Processi Eni-Nigeria, chiesti 8 anni per Scaroni

Il procuratore aggiunto di Milano Fabio De Pasquale ha chiesto la condanna a 8 anni di reclusione per corruzione internazionale nei confronti dell’amministratore delegato di Eni, Claudio Descalzi, e del…

Enel Scaroni schiaffo mercato

Il procuratore aggiunto di Milano Fabio De Pasquale ha chiesto la condanna a 8 anni di reclusione per corruzione internazionale nei confronti dell’amministratore delegato di Eni, Claudio Descalzi, e del suo predecessore Paolo Scaroni (oggi anche presidente del Milan), come riporta Radiocor. La richiesta è arrivata nel processo al tribunale di Milano per una presunta maxi corruzione internazionale in Nigeria per ottenere i diritti di esplorazione e sfruttamento del blocco petrolifero Opl-245 nel Paese africano.

Tra le richieste di condanna avanzate dal pm, la più alta è quella a 10 anni di reclusione per Dan Etete, ex ministro del Petrolio della Nigeria fino al 1998, e poi titolare di fatto della società Malabu, che si era vista assegnare la licenza per Opl-245. Secondo l’accusa, Etete sarebbe stato il “tramite principale, se non unico, dei soldi arrivati ai politici nigeriani”, frutto della presunta tangente che sarebbe stata pagata da Eni e Shell. A Etete, il pm ha chiesto di non riconoscere le attenuanti generiche.

Per Malcolm Brinded, all’epoca dei fatti presidente di Shell Foundation, è stata chiesta una condanna a 7 anni e 4 mesi di reclusione. Per i tre ex dirigenti della società petrolifera olandese, Peter Robinson, Guy Colgate e John Coplestone, la richiesta è di una condanna a 6 anni e 8 mesi ciascuno. Per quanto riguarda gli allora manager Eni, per Roberto Casula, ex capo divisione esplorazioni, la richiesta è di una condanna a 7 anni e 4 mesi, mentre per Vincenzo Armanna, ex vicepresidente del gruppo in Nigeria, e Ciro Antonio Pagano, all’epoca dei fatti managing director di Nae, società del gruppo Eni, la richiesta è di 6 anni e 8 mesi.

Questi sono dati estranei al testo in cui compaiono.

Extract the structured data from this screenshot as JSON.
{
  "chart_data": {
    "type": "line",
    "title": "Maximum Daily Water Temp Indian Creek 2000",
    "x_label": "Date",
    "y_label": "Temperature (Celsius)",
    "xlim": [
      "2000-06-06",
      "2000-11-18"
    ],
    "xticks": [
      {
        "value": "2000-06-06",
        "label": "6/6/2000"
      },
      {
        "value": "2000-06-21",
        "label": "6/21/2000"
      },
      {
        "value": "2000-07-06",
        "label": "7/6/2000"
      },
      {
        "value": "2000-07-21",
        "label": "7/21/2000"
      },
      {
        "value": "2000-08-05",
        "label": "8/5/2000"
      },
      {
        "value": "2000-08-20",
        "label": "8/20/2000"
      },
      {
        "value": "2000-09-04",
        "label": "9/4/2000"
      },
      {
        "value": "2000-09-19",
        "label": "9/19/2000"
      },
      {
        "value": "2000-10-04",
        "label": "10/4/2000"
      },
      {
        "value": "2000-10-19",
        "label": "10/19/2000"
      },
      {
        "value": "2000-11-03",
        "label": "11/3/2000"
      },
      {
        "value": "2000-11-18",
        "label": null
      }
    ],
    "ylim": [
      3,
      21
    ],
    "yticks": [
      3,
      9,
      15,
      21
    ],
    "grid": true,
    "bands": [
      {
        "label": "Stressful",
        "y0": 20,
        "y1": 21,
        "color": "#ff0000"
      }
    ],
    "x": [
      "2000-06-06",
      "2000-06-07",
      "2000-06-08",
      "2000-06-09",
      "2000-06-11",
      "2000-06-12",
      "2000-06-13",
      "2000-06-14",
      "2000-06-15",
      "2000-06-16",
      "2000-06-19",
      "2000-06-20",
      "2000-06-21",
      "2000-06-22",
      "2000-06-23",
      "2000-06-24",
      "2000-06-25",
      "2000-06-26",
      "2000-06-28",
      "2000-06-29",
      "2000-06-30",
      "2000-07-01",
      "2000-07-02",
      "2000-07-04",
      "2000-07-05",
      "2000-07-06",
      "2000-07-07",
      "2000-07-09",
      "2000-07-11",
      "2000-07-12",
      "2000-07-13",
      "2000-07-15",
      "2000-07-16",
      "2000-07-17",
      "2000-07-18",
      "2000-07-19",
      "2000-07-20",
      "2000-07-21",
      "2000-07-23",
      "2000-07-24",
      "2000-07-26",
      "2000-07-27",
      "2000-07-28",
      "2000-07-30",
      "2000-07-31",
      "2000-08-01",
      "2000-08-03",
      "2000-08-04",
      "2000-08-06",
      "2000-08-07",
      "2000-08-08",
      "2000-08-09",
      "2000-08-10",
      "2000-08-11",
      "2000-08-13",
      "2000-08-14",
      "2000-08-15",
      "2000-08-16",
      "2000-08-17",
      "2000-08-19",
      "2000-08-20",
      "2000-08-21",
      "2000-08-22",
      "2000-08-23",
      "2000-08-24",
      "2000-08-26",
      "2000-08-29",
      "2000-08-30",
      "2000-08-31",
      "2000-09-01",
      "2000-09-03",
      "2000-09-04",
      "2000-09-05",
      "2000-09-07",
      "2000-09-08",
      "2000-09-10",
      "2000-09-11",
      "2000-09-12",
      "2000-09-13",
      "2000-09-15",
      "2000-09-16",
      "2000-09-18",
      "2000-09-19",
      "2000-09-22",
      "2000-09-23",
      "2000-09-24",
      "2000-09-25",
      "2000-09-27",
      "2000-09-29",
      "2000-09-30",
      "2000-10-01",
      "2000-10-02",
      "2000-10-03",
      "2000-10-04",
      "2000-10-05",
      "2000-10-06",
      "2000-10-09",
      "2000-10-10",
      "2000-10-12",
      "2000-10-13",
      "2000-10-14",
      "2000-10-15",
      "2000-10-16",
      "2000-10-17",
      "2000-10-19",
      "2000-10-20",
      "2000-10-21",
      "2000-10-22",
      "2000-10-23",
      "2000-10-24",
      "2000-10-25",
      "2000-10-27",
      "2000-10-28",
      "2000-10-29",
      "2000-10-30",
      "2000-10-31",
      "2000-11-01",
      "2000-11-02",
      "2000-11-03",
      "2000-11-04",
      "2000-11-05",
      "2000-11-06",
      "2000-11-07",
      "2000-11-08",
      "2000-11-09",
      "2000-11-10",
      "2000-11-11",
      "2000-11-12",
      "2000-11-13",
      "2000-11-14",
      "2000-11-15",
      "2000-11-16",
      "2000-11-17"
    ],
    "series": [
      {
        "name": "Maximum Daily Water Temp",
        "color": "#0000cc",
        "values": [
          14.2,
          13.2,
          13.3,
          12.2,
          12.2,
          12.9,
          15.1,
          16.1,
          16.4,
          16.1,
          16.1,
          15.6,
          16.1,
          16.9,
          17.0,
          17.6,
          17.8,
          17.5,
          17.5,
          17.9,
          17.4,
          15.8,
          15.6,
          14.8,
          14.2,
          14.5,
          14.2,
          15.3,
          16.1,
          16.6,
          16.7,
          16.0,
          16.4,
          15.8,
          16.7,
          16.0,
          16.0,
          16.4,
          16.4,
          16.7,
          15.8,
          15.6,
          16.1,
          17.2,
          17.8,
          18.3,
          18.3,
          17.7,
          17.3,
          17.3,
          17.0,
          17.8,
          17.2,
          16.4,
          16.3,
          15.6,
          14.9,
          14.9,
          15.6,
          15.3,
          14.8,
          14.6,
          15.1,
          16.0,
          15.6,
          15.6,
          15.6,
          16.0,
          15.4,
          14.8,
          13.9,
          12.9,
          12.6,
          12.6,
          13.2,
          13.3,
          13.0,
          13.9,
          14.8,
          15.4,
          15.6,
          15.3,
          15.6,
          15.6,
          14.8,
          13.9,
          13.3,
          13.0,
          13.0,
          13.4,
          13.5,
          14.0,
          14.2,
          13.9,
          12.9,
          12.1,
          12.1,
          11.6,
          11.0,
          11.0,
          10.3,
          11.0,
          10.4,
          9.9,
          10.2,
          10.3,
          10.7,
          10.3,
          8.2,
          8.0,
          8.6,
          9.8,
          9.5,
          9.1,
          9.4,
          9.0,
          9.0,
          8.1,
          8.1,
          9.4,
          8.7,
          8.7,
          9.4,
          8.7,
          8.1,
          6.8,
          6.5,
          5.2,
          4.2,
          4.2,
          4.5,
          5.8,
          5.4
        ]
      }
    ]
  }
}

Per Vincenzo Armanna il pm ha riconosciuto il contributo dato al processo anche se è stato definito un contributo “con imperfezioni”. Per i presunti intermediari, Luigi Bisignani, Gianfranco Falcioni e il russo Ednan Agaev, la richiesta è di 6 anni e 8 mesi per Bisignani e a 6 anni ciascuno per Falcioni e Agaev. Per Bisignani, il pm ha chiesto di non riconoscere le attenuanti generici. In virtù delle norme sulla corruzione internazionale non sono imputabili in Italia i pubblici ufficiali stranieri. Il pm ha chiesto anche la confisca dell’equivalente in euro di 1,092 miliardi di dollari nei confronti di tutti gli imputati, pari alla presunta tangente versata da Eni e Shell a politici nigeriani attraverso Dan Etete.